Museum of Ancient Eleutherna opens doors for celebrations with two spectacular events since its opening 6 years ago.
The Museum of Ancient Eleutherna in Rethymnon is organizing two spectacular cultural events for its visitors on Friday 22 July 2022.
From 2016 to 2019, the Museum of Ancient Eleutherna has presented a number of significant projects in all artistic fields (visual arts, music etc) and now, after a long period of restrictions due to Covid pandemic, visitors will be able to admire by night a celebration bringing together all forms of with the presentation of two unique events.
The Museum presents the exhibition “Stola, a garment of soul” by Vaggelis Kiri and Anatoli Georgief (“Stola” was the traditional garment of Romen women and it was usually made of wool) and the musical concert “Singing poetry at Eleutherna” with Maria Farantouri and Dimitris Katalifos. The concert starts right after the exhibition and it will take place in the external area of the museum in the enchanting open theatre.
Dimitris Katalifos expressed how thrilled and moved he feels to be part of this unique celebration and he mentioned that the presence, the personality and the speech of the director of the museum, Nikos Stabolidis, is of the utmost importance.

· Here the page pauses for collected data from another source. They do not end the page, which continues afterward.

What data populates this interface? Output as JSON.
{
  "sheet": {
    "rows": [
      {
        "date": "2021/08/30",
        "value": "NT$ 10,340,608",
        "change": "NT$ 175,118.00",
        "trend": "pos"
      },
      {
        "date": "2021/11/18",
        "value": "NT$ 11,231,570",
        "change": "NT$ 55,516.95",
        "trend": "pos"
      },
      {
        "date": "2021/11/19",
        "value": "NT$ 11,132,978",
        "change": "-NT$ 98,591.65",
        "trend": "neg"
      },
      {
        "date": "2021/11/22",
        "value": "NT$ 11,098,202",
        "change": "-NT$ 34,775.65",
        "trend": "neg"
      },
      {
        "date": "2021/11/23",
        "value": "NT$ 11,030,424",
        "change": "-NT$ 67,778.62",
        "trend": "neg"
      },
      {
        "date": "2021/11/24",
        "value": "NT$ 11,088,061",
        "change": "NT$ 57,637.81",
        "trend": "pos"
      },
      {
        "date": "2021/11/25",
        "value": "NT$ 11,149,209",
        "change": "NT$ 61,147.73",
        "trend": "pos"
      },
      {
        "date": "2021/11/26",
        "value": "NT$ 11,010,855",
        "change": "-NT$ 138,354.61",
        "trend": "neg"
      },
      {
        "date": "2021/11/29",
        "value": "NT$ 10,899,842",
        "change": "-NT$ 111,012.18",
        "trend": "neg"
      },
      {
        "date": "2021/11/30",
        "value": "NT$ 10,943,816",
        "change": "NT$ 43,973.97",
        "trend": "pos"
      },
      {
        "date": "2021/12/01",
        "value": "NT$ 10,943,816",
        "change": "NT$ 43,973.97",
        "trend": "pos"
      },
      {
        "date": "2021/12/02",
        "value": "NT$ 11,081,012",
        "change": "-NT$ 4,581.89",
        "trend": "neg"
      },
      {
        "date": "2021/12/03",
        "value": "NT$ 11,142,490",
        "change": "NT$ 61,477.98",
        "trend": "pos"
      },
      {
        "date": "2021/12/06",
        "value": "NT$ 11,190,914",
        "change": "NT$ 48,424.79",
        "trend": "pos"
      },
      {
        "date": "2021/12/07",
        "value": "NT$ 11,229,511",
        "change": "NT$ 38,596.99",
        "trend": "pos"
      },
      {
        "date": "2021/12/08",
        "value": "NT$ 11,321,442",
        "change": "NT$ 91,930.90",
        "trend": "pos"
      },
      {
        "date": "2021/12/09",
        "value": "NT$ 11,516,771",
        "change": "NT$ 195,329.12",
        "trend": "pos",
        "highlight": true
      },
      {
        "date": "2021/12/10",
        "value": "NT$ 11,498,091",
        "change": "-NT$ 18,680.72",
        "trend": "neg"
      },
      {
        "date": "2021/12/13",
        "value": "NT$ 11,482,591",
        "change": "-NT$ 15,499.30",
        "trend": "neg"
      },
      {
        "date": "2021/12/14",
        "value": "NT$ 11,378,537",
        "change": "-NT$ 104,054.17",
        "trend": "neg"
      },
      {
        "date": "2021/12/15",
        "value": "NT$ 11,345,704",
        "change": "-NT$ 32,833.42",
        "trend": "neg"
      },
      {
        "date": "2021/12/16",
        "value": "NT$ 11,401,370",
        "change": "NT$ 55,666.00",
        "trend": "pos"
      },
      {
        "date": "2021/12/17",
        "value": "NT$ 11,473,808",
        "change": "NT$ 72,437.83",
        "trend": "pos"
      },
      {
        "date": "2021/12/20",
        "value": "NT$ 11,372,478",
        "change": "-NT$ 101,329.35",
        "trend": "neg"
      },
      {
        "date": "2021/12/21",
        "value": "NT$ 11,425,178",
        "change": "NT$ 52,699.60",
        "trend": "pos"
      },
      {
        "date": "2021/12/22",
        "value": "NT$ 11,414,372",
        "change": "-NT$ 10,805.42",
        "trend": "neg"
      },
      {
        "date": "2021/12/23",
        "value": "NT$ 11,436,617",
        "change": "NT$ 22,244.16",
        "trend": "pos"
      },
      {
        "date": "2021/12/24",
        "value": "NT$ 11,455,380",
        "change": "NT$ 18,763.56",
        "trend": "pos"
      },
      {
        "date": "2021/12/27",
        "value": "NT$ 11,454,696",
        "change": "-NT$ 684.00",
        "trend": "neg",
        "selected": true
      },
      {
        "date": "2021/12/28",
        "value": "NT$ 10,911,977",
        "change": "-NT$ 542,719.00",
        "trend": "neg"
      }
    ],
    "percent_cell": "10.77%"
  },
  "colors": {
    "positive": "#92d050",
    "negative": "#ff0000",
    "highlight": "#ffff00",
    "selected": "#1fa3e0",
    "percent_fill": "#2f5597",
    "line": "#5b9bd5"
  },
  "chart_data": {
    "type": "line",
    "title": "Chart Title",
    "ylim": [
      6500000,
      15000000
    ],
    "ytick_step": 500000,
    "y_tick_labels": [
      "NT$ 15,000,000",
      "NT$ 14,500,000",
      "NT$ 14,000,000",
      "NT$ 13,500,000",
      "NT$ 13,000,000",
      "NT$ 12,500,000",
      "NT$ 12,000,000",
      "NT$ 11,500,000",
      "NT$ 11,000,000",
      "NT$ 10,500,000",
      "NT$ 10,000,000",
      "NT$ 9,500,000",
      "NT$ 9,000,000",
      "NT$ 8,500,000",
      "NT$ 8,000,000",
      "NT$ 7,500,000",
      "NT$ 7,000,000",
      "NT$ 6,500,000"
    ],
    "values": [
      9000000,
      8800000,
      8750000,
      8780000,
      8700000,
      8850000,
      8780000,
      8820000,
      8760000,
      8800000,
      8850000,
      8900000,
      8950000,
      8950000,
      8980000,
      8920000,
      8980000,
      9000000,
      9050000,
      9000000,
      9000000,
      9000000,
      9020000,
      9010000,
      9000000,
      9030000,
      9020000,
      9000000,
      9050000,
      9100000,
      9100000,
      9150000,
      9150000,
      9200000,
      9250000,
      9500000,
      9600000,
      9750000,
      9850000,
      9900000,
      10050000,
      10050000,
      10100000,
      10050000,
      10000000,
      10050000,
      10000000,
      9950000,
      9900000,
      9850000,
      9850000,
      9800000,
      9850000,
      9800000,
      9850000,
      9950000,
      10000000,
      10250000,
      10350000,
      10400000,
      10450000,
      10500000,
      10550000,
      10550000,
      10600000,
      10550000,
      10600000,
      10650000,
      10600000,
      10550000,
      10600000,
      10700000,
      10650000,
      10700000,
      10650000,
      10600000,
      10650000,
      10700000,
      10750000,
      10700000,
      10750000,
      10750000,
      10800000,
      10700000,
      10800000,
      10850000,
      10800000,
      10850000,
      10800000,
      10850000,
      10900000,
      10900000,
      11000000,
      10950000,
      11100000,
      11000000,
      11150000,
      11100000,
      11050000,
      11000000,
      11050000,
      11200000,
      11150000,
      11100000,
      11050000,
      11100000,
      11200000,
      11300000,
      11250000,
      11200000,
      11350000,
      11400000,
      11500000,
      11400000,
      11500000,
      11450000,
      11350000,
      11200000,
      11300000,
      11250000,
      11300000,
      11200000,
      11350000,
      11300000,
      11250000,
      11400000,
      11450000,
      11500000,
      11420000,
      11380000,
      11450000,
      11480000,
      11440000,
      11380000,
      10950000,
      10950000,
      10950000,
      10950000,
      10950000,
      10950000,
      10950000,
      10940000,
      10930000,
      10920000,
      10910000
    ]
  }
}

Maria Farantouri considers that the coexistence of poetry, music and antiquities in Ancient Eleutherna is a marvelous cultural event. Maria Farantouri is a performer on a global scale and she has transmitted, through her voice, the spiritual values regarding the Greek cultural heritage of modern times.
The concert starts at 20:30
Archaeological Museum of Eleutherna – Homer in Crete
The Archaeological Museum of Eleutherna, the first museum on Crete dedicated to a single site, opened at the ancient site on 19 June 2016. It was the vision of Nikolaos Stampolides, Director of the Eleutherna Excavations, and a fruitful collaboration between the University of Crete and the Hellenic Ministry of Culture.
Eleutherna is situated in a favourable location on the northwestern foothills of Mount Ida (Psiloritis) at an altitude of 380m above sea level, with uninterrupted views to the northern coast of Crete.
The excavations have brought to light important remains of the city and exceptional finds which demonstrate that the site has been inhabited from the Early Bronze Age to modern times.
Stampolides’ excavations, especially those in the necropolis at Orthi Petra, have demonstrated that Eleutherna was one of the leading cities on Crete during the Geometric and Archaic periods; the extraordinary finds from his excavations have changed our perception of early Greek art and have significantly increased our understanding of early trade, metalwork, seafaring and, arguably most importantly, Homeric society and values.
It offers the visitor the unique opportunity to learn about the site while strolling through an area of immense beauty whilst also visiting the exhibition spaces in the museum.